6. Caros jovens, meus amigos, quando tiverdes de escolher entre o amor e o egoísmo, lembrai-vos do exemplo de Cristo, e corajosamente segui a opção de amor. Assim o vosso projecto de vida, por vontade de Deus, deverá realizar a vocação do amor... O amor é a vocação única do homem, podendo ser realizada no matrimónio ou na doação total de si mesmo pelo Reino dos Céus. Desejo repetir aqui hoje quanto vos disse em Santiago de Compostela: “Jovens, não tenhais medo de ser santos! Voai alto, sede daqueles que apontam para metas dignas de Filhos de Deus” (Ioannis Pauli PP. II Nuntius ad iuvenes de VI Die Mundiali Iuventuti dicato 1991, 3, die 15 aug. 1990: Insegnamenti di Giovanni Paolo II, XIII, 2 (1990) 217). No centro do vosso agir, esteja Cristo! Segui-O, imitai-O!
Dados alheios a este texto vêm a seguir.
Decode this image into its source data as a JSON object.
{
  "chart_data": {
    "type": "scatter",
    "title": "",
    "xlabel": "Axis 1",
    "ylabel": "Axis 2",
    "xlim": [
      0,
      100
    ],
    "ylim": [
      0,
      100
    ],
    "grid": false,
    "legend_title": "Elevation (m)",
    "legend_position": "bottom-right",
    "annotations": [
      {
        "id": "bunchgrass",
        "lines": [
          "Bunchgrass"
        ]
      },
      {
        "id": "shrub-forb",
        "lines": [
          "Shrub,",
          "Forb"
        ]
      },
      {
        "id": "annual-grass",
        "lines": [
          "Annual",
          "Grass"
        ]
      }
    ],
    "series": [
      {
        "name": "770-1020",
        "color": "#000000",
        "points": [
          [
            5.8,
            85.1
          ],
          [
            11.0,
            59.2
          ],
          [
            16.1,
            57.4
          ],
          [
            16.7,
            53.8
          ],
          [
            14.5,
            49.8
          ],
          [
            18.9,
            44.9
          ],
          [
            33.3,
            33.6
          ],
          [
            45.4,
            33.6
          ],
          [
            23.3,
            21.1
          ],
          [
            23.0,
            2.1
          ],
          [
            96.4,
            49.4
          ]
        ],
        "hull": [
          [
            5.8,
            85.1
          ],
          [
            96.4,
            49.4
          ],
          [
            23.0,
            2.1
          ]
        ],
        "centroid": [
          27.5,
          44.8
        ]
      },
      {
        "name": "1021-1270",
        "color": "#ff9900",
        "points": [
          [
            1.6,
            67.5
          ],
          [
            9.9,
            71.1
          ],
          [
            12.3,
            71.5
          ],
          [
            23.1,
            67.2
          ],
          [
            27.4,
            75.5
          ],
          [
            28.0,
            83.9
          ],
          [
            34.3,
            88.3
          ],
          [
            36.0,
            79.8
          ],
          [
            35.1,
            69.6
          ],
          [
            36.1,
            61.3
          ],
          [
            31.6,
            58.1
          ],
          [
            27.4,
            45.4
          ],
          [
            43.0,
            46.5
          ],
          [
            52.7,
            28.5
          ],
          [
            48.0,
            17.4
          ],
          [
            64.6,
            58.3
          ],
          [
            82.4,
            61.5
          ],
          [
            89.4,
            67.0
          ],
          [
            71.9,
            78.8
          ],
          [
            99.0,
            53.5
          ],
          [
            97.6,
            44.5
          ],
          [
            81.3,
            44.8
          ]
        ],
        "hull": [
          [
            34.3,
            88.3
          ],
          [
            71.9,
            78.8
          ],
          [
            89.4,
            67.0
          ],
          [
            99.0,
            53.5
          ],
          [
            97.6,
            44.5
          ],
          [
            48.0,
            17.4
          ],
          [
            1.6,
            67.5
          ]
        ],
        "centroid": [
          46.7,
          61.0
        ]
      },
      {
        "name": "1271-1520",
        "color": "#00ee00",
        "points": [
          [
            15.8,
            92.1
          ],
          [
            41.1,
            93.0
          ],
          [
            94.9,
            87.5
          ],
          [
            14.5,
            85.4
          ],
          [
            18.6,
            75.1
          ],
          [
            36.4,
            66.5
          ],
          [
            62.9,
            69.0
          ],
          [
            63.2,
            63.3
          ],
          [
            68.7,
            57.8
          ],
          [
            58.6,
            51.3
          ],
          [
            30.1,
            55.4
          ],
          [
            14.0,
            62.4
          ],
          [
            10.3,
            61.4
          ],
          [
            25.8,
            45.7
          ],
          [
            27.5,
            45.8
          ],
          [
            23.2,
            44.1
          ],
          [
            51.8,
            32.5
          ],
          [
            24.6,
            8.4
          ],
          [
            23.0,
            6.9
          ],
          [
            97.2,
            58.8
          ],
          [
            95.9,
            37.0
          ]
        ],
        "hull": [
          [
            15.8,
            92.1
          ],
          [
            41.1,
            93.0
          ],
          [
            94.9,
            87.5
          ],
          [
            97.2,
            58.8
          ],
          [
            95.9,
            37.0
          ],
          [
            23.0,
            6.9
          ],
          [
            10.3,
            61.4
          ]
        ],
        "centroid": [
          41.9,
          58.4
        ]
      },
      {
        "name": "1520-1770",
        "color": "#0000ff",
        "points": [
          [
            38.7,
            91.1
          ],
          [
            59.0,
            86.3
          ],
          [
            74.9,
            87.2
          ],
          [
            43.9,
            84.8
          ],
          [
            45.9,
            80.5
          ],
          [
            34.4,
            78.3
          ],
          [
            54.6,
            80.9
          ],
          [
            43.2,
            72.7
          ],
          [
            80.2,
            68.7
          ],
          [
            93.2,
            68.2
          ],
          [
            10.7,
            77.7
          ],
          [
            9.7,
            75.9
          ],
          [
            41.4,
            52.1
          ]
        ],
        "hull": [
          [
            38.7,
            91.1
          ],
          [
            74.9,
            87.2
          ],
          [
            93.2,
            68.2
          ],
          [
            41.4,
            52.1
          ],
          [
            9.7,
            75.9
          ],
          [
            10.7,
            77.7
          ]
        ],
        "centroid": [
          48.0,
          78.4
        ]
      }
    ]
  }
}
Com o coração enamorado e fascinado pelo Senhor, alguns de vós sentem que Jesus os convida e segui-l’O mais de perto, e lhes pede tudo. Não tenhais medo e dai-Lhe, se vo-lo pedir, o vosso coração e a vida inteira. A Igreja e o mundo de hoje têm uma enorme necessidade do testemunho de vidas dadas sem reserva a Deus, do testemunho de um amor esponsal ao próprio Cristo. São as vocações de especial consagração ao sacerdócio, à vida evangélica na sua radicalidade de castidade, pobreza e obediência, e de consagração à vida missionária. São vocações nas quais um homem ou uma mulher, por amor do Reino de Deus, adoptam como seu programa de vida pessoal, o programa que o próprio Cristo realizou na terra. Desejaria dizer-vos a todos e a cada um de vós, jovens: se um tal chamamento chegar ao teu coração não o sufoques; escuta o Mestre que diz: “Segue-Me!”. Encontrarás à tua frente uma vida fascinante e rica de frutos, precisamente a “melhor parte que ninguém vos roubará”!

7. Cristo - Ecce Homo: “o Senhor Santo Cristo dos Milagres” tem “palavras de vida eterna” (Jn 6,68). Elas confirmam a verdade, experimentada por cada homem: a verdade da caducidade do mundo. Mas ao mesmo tempo essas Palavras, e sobretudo a Sua Cruz e Ressurreição, mostram a verdade da Vida eterna: “quem faz a Vontade de Deus permanece para sempre” (1Jn 2,17).

Caros irmãos e irmãs, ao agradecer-vos o encontro de hoje, desejo veementemente que os vossos ouvidos nunca se tornem surdos ao apelo que vos vem da Palavra de Deus. Que os vossos corações amadureçam para a vida em Deus, esta “melhor parte” da qual ninguém será capaz de vos privar. Amém!